The rat cardiac myoblast cell line (H9c2 cell line) was purchased from the American Type Cell Collection (ATCC; no. CRL-1446). The cell was maintained in Dulbecco's modified Eagle's medium (DMEM) (Gibco®) supplemented with 5,000 U/ml of penicillin, 5,000 µg/ml of streptomycin (Gibco®) and 10% fetal bovine serum (FBS) (Gibco®). Cells were cultured at 37°C, 5% CO2 and 95% O2 throughout the experiment. When the cell density was more than 70–80% confluent, the cell was sub-cultured with trypsin.
For an
For cell viability measurement, MTT assay was used based on mitochondria dehydrogenases activity.
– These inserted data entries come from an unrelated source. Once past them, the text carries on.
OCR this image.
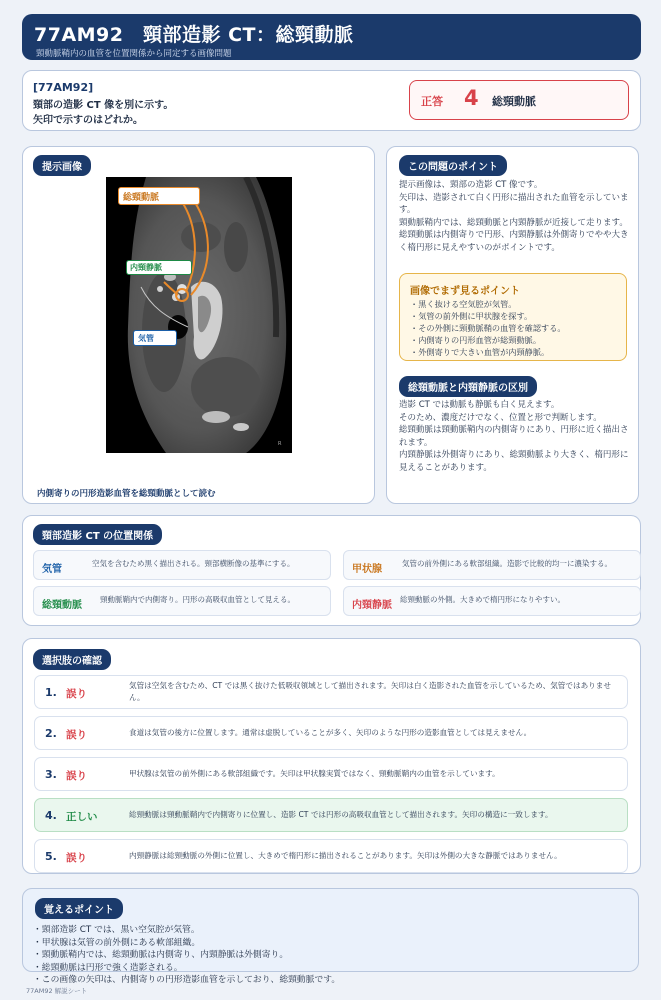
77AM92　頸部造影 CT：総頸動脈
頸動脈鞘内の血管を位置関係から同定する画像問題
[77AM92]
頸部の造影 CT 像を別に示す。
矢印で示すのはどれか。
正答 4 総頸動脈
提示画像
R
総頸動脈
内頸静脈
気管
内側寄りの円形造影血管を総頸動脈として読む
この問題のポイント
提示画像は、頸部の造影 CT 像です。
矢印は、造影されて白く円形に描出された血管を示しています。
頸動脈鞘内では、総頸動脈と内頸静脈が近接して走ります。
総頸動脈は内側寄りで円形、内頸静脈は外側寄りでやや大きく楕円形に見えやすいのがポイントです。
画像でまず見るポイント
・黒く抜ける空気腔が気管。
・気管の前外側に甲状腺を探す。
・その外側に頸動脈鞘の血管を確認する。
・内側寄りの円形血管が総頸動脈。
・外側寄りで大きい血管が内頸静脈。
総頸動脈と内頸静脈の区別
造影 CT では動脈も静脈も白く見えます。
そのため、濃度だけでなく、位置と形で判断します。
総頸動脈は頸動脈鞘内の内側寄りにあり、円形に近く描出されます。
内頸静脈は外側寄りにあり、総頸動脈より大きく、楕円形に見えることがあります。
頸部造影 CT の位置関係
気管
空気を含むため黒く描出される。頸部横断像の基準にする。
甲状腺
気管の前外側にある軟部組織。造影で比較的均一に濃染する。
総頸動脈
頸動脈鞘内で内側寄り。円形の高吸収血管として見える。
内頸静脈
総頸動脈の外側。大きめで楕円形になりやすい。
選択肢の確認
1. 誤り
気管は空気を含むため、CT では黒く抜けた低吸収領域として描出されます。矢印は白く造影された血管を示しているため、気管ではありません。
2. 誤り	食道は気管の後方に位置します。通常は虚脱していることが多く、矢印のような円形の造影血管としては見えません。
3. 誤り	甲状腺は気管の前外側にある軟部組織です。矢印は甲状腺実質ではなく、頸動脈鞘内の血管を示しています。
4. 正しい	総頸動脈は頸動脈鞘内で内側寄りに位置し、造影 CT では円形の高吸収血管として描出されます。矢印の構造に一致します。
5. 誤り	内頸静脈は総頸動脈の外側に位置し、大きめで楕円形に描出されることがあります。矢印は外側の大きな静脈ではありません。
覚えるポイント
・頸部造影 CT では、黒い空気腔が気管。
・甲状腺は気管の前外側にある軟部組織。
・頸動脈鞘内では、総頸動脈は内側寄り、内頸静脈は外側寄り。
・総頸動脈は円形で強く造影される。
・この画像の矢印は、内側寄りの円形造影血管を示しており、総頸動脈です。
77AM92 解説シート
The H9c2 cells were seeded at a density of 5×103 cells/well in a 96-well plate until 80% confluence was reached. After treatments or at the end of study protocols, the culture medium was discarded and replaced with 0.5 mg/ml MTT reagent and incubate at 37°C for 2 h. After incubation, the excess MTT reagent was removed and the formazan dye was solubilized by adding 100 µl of dimethysulfoxide (DMSO). The optical density (OD) was measured using a spectrophotometric method at λ 490 nm using DMSO as a blank. The relative percentage of cell viability was compared against the control group.
Reactive oxygen species detection was performed by 2′7-dichlorofluorescein diacetate (DCFH-DA) dye. H9c2 cells were cultured in a 96-well plate at the density of 5×103 cell/well at 37°C, 5% CO2, and 95% O2 until 80% confluence was reached. The medium was discarded and cells were washed with PBS solution before being incubated with culture medium or condition medium containing 25 µM DCFH-DA for 24 h at 37°C. The intracellular production of ROS was determined by measuring the fluorescence intensity with an EnSpire Multimode Plate Readers (PerkinElmer). The filter suitable for detecting the signal gave an excitation wavelength of λ 498 nm and emission wavelength of λ 522 nm.
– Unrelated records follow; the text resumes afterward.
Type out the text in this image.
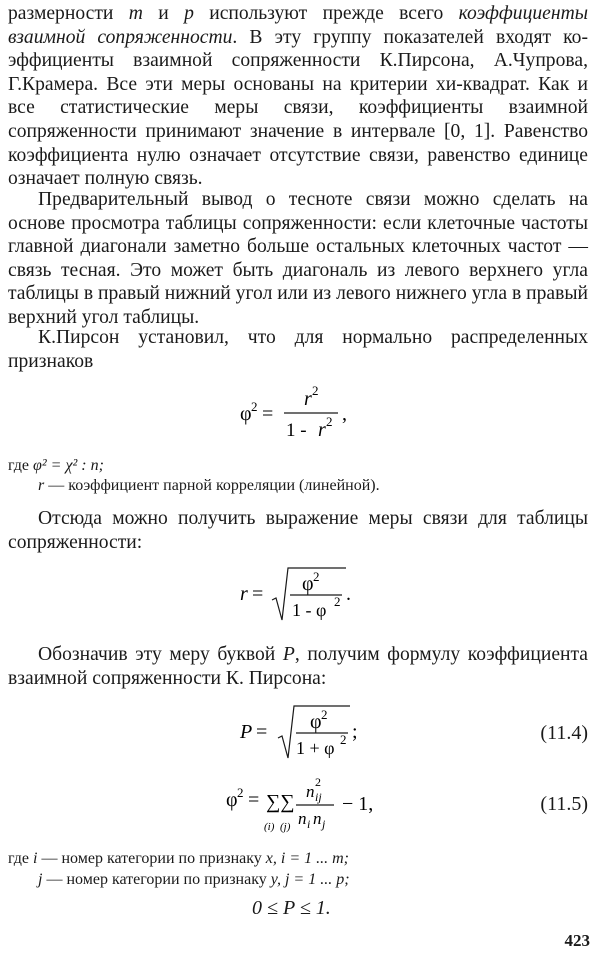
размерности m и p используют прежде всего коэффициенты взаимной сопряженности. В эту группу показателей входят коэффициенты взаимной сопряженности К.Пирсона, А.Чупрова, Г.Крамера. Все эти меры основаны на критерии хи-квадрат. Как и все статистические меры связи, коэффициенты взаимной сопряженности принимают значение в интервале [0, 1]. Равенство коэффициента нулю означает отсутствие связи, равенство единице означает полную связь.
Предварительный вывод о тесноте связи можно сделать на основе просмотра таблицы сопряженности: если клеточные частоты главной диагонали заметно больше остальных клеточных частот — связь тесная. Это может быть диагональ из левого верхнего угла таблицы в правый нижний угол или из левого нижнего угла в правый верхний угол таблицы.
К.Пирсон установил, что для нормально распределенных признаков
φ 2 =
r 2
1 - r 2 ,
где φ² = χ² : n;
r — коэффициент парной корреляции (линейной).
Отсюда можно получить выражение меры связи для таблицы сопряженности:
r = φ 2
1 - φ 2 .
Обозначив эту меру буквой P, получим формулу коэффициента взаимной сопряженности К. Пирсона:
P = φ 2
1 + φ 2 ;	(11.4)
φ 2 = ∑∑
(i) (j)
n 2
ij
n i n j
− 1,	(11.5)
где i — номер категории по признаку x, i = 1 ... m;
j — номер категории по признаку y, j = 1 ... p;
0 ≤ P ≤ 1.
423
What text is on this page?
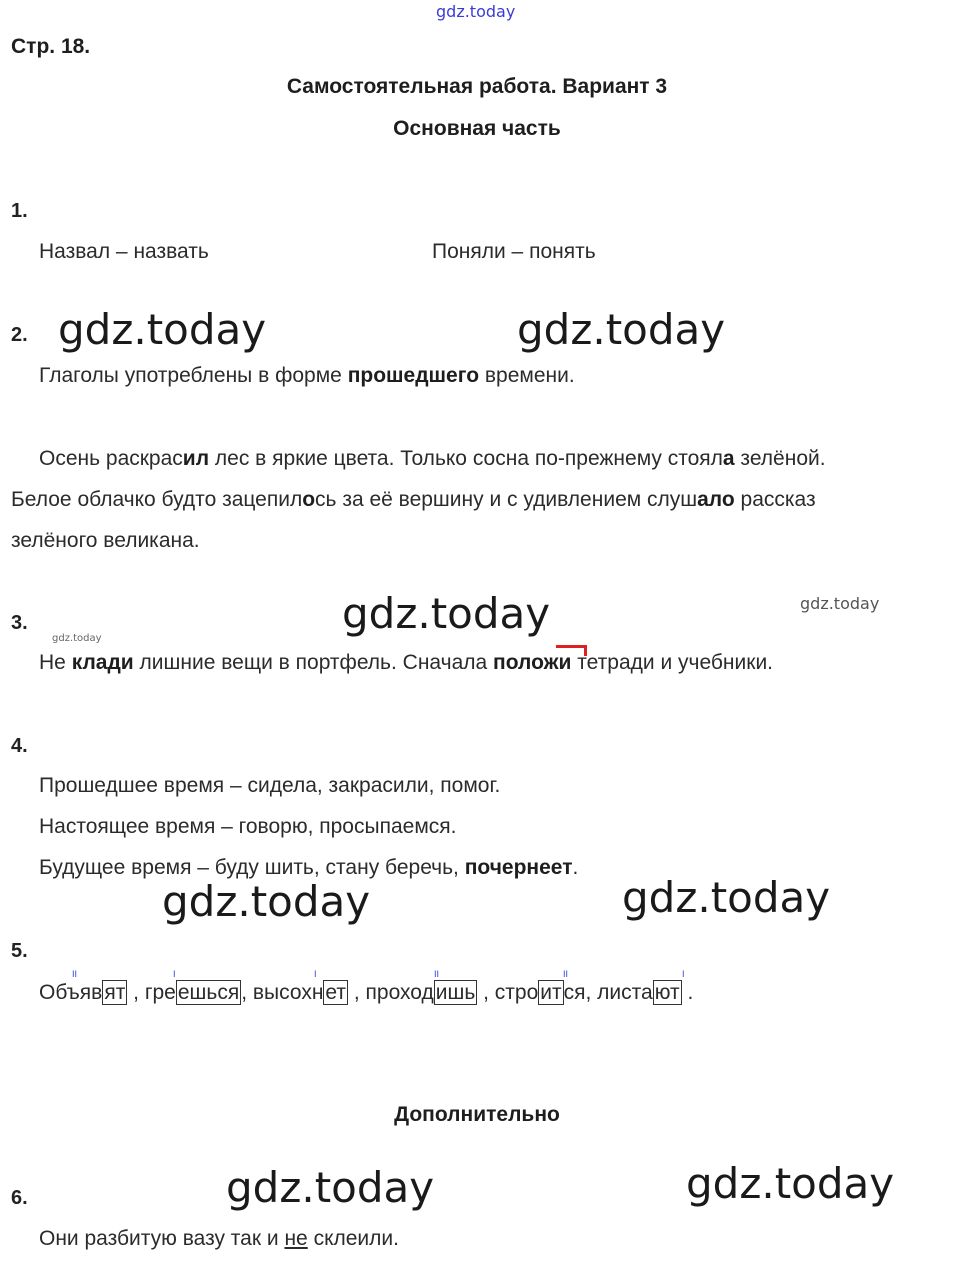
gdz.today
Стр. 18.
Самостоятельная работа. Вариант 3
Основная часть
1.
Назвал – назвать	Поняли – понять
2. gdz.today	gdz.today
Глаголы употреблены в форме прошедшего времени.
Осень раскрасил лес в яркие цвета. Только сосна по-прежнему стояла зелёной.
Белое облачко будто зацепилось за её вершину и с удивлением слушало рассказ
зелёного великана.
3.
gdz.today
gdz.today	gdz.today
Не клади лишние вещи в портфель. Сначала положи тетради и учебники.
4.
Прошедшее время – сидела, закрасили, помог.
Настоящее время – говорю, просыпаемся.
Будущее время – буду шить, стану беречь, почернеет.
gdz.today	gdz.today
5.
II	I	I	II	II	I
Объявят , греешься, высохнет , проходишь , строится, листают .
Дополнительно
6.	gdz.today	gdz.today
Они разбитую вазу так и не склеили.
Male type 2 diabetic Goto-Kakizaki (GK) rats (n=40) and age-matched Wistar rats (n=10) weighing approximately 200–250 g were purchased from Nomura Siam International. All animals were maintained under environmentally controlled conditions (22±1°C, 12 h light: Dark cycle) at the Center for Animal Research, Naresuan University, Phitsanulok, Thailand. All protocols used in this study were approved by the committee of the Center for Animal Research, Naresuan University (approval no. NU-AE581023).
All rats were maintained for 4 weeks after being purchased and the glycemic parameters, including fasting blood glucose, hemoglobin A1c levels, and oral glucose tolerance testing (OGTT), were performed for the purposes of confirming the diabetic model. Then, the rats were divided into 2 major groups, including (
The rats were fasted for a period of 12–14 h, and then blood from the rats' tail veins was collected for the measurement of blood glucose levels by glucometer (SD GlucoNavii® GDH; SB Biosensor). The rats' tails were cleaned with 70% alcohol and the blood was drawn using a 1 ml needle, then dropped onto a glucose strip and measured by a glucometer. The amount of electricity is proportional to the glucose content in the sample. The quality control for blood glucose was performed using the quality control material provided by SD Biosensor.
All of the rats were fasted for a period of 12–14 h, and then the blood was collected from rats' tail veins as a baseline. Then, the rats were fed with 40% (w/v) glucose solution by oral gavage at an amount equal to 2 g/kg body weight. The blood was collected from tail veins at 30, 60, 90 and 120 min after the glucose treatment and then analyzed for blood glucose with a glucometer.
The HbA1c test was performed by using CLOVER A1c™ Self-analyzer. The blood samples from the rats' tail veins were collected and dropped onto a test cartridge and measured by CLOVER A1c™ Self system. Finally, the percentages of Hemoglobin A1c (HbA1c %) of the blood samples were represented on an LCD screen of CLOVER A1c™ Self machine. The quality control for HbA1c was performed using the quality control material provided by EuriMedix Company.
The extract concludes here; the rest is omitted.